When enabled, log rules can be created on the fly to manage which logs are actually committed to the console and/or to the database. Here are the parameters to set_rule():

  • mode: The mode, a string value, is the target for log entries. There are four possible values:
    • "console": Only commit log entries that satisfy the rule via print().
    • "persistence": Only commit log entries that satisfy the rule to the database.
    • "all": Commit log entries that satisfy the rule both via print() and to the database.
    • "current": Default. Commit log entries that satisfy the rule using the current mode.
  • log_tag: Used to log why. If not given the default tag is used.
  • min_tag_value: The minimum log tag value, inclusive, that must accompany a log entry to be committed.
  • blacklist_tag_names: A list of log tag names that whose log entries will NOT be committed.
  • blacklist_function: A lambda function that customizes the wanted behavior. This function MUST accept only one parameter, x, which is the log tag used to commit a log entry.
  • reset: Resets the rule to the original state, except the mode.
  • why: The reason why the rule is being set.

If none of min_tag_value, blacklist_tag_names, blacklist_function, or reset is defined, then all log entries will be logged via the mode given. The order of execution of these functions is as follows:

  1. blacklist_function
  2. min_tag_value
  3. blacklist_tag_names
  4. reset
  5. Allow all log entries. This is the same as reset, only a different message is logged.

Logs can also be disabled. This option is only available as a context manager, meaning the with statement is required. Be cautious when using this option because all logs in the context will be disabled. Upon exit of the context the logger will switch the disabled rule back to its original state. If logger.start() was never called, then it would not be enabled when the context exits. Otherwise the logger would be re-enabled. If an exception was thrown in the context and the logger was started, then the exception will be re-raised by the logger and logged.

Generating The HTML File

Refer to dblogging/examples/logs/example.html in this repository to view the output files.

This type of log file generation can be very useful for having a nice visual into the logs. While having a database to query is very nice, having a more friendly output that you can render in your browser is very handy.
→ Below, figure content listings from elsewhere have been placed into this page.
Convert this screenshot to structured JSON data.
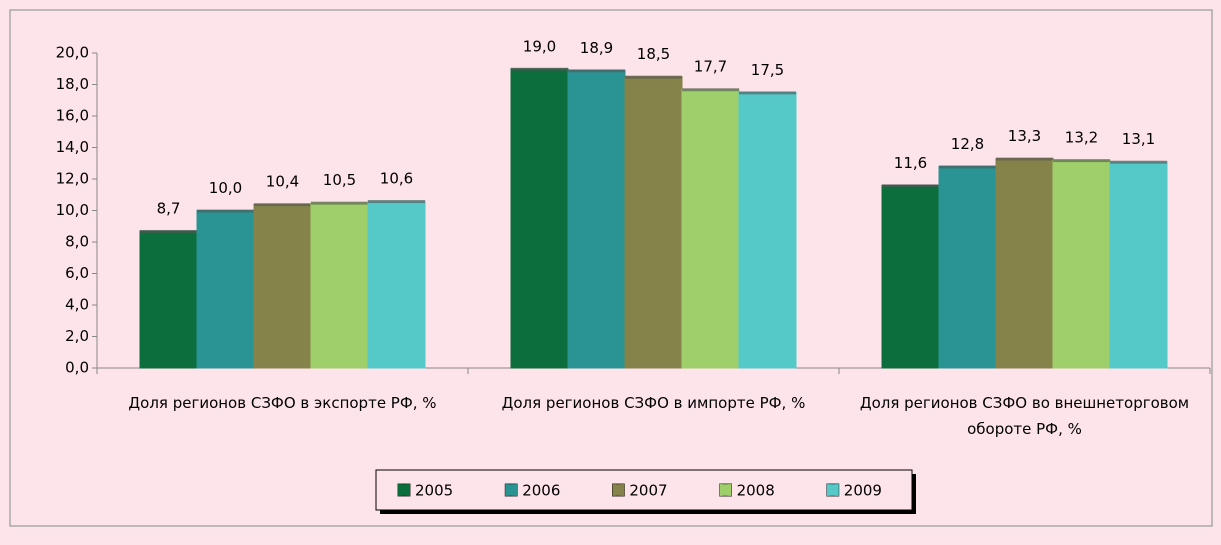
{
  "chart_data": {
    "type": "bar",
    "categories": [
      "Доля регионов СЗФО в экспорте РФ, %",
      "Доля регионов СЗФО в импорте РФ, %",
      "Доля регионов СЗФО во внешнеторговом обороте РФ, %"
    ],
    "series": [
      {
        "name": "2005",
        "color": "#0b6e3c",
        "values": [
          8.7,
          19.0,
          11.6
        ],
        "value_labels": [
          "8,7",
          "19,0",
          "11,6"
        ]
      },
      {
        "name": "2006",
        "color": "#2a9494",
        "values": [
          10.0,
          18.9,
          12.8
        ],
        "value_labels": [
          "10,0",
          "18,9",
          "12,8"
        ]
      },
      {
        "name": "2007",
        "color": "#85834a",
        "values": [
          10.4,
          18.5,
          13.3
        ],
        "value_labels": [
          "10,4",
          "18,5",
          "13,3"
        ]
      },
      {
        "name": "2008",
        "color": "#9fcf6a",
        "values": [
          10.5,
          17.7,
          13.2
        ],
        "value_labels": [
          "10,5",
          "17,7",
          "13,2"
        ]
      },
      {
        "name": "2009",
        "color": "#55c8c8",
        "values": [
          10.6,
          17.5,
          13.1
        ],
        "value_labels": [
          "10,6",
          "17,5",
          "13,1"
        ]
      }
    ],
    "ylim": [
      0,
      20
    ],
    "yticks": [
      {
        "value": 0,
        "label": "0,0"
      },
      {
        "value": 2,
        "label": "2,0"
      },
      {
        "value": 4,
        "label": "4,0"
      },
      {
        "value": 6,
        "label": "6,0"
      },
      {
        "value": 8,
        "label": "8,0"
      },
      {
        "value": 10,
        "label": "10,0"
      },
      {
        "value": 12,
        "label": "12,0"
      },
      {
        "value": 14,
        "label": "14,0"
      },
      {
        "value": 16,
        "label": "16,0"
      },
      {
        "value": 18,
        "label": "18,0"
      },
      {
        "value": 20,
        "label": "20,0"
      }
    ],
    "legend": "bottom"
  }
}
However, proceed with caution as very large log files can take a very long time to render. To help with this, the HtmlGenerator() has a couple of parameters that can help.

The HtmlGenerator() accepts these parameters:

  • log_file: The absolute path to the .db log file. If using the generate() method, the logger handles this for you.
  • title: The title of the HTML page.
  • include_code: If True, each raw code file referenced by the log entries will be compiled to HTML. To increase performance and save space, the output HTML file makes an <object> reference to these files so each code file is not a) included directly in the output file and b) not duplicated in the output. To preserve reference integrity, each code file's HTML is named according to the uuid.uuid3() hash of the absolute path to the file. If False, raw code is not included with the output.
  • datetime_range: Must be a Tuple of length 2 where the first value is the starting datetime and the second is the ending datetime. If either is undesired, then the value must be set explicitly to None (i.e. (None, today) for just and end date of today). The values must be datetime objects. This is particularly useful for reducing the size and narrowing the target of the desired logs.
  • exclude_files: A list of regular expressions that describe the list of code files that should not be compiled and referenced by the output. If include_code=False, this parameter is moot.